Review: Lean Out
Kate Bradley •Kate Bradley reviews Dawn Foster’s Lean Out (Repeater Books, 2016), a book that challenges the liberal feminism promoted by Sheryl Sandberg’s business advice book, Lean In.
Lean Out was a book that needed to be written. Liberal feminism is little better than no feminism at all, and now, instead of having to explain why every time we meet a passing Blairite, we have a handy guide to outline the basics for them. In eighty-one pages, Dawn Foster shows how the ‘feminism’ of figures like Theresa May and Sheryl Sandberg does not work in the interests of all women, and how, in fact, their ‘feminism’ actively disadvantages other women by propping up and sanitising a system that exploits and oppresses women disproportionately, both as part of the workforce and as domestic labourers and carers in the home.
Most of Lean Out will not be unfamiliar to socialists and feminists, but Foster provides some useful topical critiques of ‘corporate feminism’ and its invariably-two-faced advocates.

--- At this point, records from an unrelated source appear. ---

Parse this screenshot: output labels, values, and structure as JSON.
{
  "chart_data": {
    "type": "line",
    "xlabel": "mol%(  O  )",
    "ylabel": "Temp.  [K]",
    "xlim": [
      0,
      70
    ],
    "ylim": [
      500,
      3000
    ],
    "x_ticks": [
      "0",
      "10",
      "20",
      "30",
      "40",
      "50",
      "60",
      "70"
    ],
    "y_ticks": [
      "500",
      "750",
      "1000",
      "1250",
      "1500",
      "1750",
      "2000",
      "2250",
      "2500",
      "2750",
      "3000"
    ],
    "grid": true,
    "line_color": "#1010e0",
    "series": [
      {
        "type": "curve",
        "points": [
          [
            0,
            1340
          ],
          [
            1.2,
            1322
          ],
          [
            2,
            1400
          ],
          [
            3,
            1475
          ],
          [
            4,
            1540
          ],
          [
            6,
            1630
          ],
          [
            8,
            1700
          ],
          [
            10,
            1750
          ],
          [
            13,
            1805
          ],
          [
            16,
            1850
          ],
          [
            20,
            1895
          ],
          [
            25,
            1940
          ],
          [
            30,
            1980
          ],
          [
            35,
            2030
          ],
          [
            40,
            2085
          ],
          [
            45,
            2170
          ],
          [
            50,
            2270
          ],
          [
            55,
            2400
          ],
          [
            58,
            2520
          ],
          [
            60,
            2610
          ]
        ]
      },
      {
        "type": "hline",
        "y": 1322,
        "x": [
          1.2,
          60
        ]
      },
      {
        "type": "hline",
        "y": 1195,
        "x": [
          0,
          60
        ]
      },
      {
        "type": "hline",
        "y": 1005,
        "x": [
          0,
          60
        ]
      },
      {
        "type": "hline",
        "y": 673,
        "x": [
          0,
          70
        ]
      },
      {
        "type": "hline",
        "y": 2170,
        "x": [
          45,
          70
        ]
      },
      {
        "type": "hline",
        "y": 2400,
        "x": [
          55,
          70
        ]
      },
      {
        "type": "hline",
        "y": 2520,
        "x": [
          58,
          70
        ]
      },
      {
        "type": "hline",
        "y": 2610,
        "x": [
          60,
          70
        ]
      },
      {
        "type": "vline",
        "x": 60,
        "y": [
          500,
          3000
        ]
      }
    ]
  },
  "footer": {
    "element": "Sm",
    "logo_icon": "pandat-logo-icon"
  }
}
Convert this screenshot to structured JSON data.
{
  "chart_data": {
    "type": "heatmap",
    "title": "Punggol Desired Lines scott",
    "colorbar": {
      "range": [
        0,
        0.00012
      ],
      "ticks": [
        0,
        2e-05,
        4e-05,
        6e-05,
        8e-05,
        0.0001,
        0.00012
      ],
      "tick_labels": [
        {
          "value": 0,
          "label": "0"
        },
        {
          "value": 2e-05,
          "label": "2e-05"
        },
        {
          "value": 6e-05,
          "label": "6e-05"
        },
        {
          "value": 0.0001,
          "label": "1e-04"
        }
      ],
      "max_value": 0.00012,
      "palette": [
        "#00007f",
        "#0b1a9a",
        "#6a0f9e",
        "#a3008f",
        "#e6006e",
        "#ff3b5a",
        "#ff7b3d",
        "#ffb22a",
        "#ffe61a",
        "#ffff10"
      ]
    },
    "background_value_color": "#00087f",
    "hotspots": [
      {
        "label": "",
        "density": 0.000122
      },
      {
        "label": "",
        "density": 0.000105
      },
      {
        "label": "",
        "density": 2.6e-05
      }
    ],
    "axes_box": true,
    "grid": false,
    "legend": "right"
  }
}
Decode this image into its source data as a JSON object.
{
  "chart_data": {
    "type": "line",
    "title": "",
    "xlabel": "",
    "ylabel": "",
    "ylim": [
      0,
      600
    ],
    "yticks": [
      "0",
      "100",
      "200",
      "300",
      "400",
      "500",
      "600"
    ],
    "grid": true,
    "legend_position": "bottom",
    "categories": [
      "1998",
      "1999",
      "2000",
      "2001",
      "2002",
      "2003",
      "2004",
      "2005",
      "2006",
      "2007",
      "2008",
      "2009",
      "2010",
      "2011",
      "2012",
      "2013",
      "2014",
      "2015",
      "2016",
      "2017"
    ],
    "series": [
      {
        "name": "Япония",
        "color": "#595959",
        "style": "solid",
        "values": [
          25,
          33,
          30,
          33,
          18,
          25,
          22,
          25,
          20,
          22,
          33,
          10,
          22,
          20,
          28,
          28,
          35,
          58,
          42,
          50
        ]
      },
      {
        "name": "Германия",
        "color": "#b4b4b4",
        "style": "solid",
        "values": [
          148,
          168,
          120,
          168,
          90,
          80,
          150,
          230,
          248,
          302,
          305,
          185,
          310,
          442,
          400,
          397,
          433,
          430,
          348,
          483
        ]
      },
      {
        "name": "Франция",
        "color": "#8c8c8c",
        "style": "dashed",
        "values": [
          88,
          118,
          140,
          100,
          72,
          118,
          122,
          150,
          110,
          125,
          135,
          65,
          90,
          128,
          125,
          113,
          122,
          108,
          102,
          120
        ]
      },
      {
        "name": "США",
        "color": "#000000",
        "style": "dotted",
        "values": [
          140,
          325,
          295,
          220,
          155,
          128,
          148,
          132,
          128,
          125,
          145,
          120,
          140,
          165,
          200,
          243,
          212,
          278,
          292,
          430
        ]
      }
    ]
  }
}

For example, Foster draws attention to Margaret Thatcher’s insidious role in covering up the sexual abuse of children and young women. She discusses how the Tories are currently facilitating violence towards women in detention centres such as the Immigration Removal Centre at Yarl’s Wood. Foster also develops her earlier ideas on the concept of ’emotional labour’ and its psychological toll on women workers.
Foster’s core argument is important: we, as feminists, must wrest our movement from the over-privileged women who currently claim to represent it, and must place the material suffering of ordinary women at the heart of feminism. However, beyond this point, Lean Out is fairly weak, failing to articulate exactly what ‘leaning out’ could involve. This may be partly because Foster ignores whole swathes of struggle that are emerging from the new feminist movement, such as fights for trans rights and liberation, and organising against street harassment and cultures of sexual violence.
In her blanket criticism of modern feminism’s “individualism”, Foster takes several swipes that fall well off‑target. She criticises feminists’ focus on individual choices, but misses how young feminists’ self-questioning arises from a well-placed desire to help prefigure a better world. Young feminists of various backgrounds are asking “should a feminist shave her legs?” not because Gillette told them to, but because they want to make decisions which will empower and politicise themselves and other women. In ignoring the difference between Hilary Clinton’s feminism-from-above and this idealistic attempt to make change one-woman-at-a-time, Foster lumps in many well-meaning young feminists with the elite women she rightly criticises. In our efforts to bring class back into the conversation, we should not make the same mistake.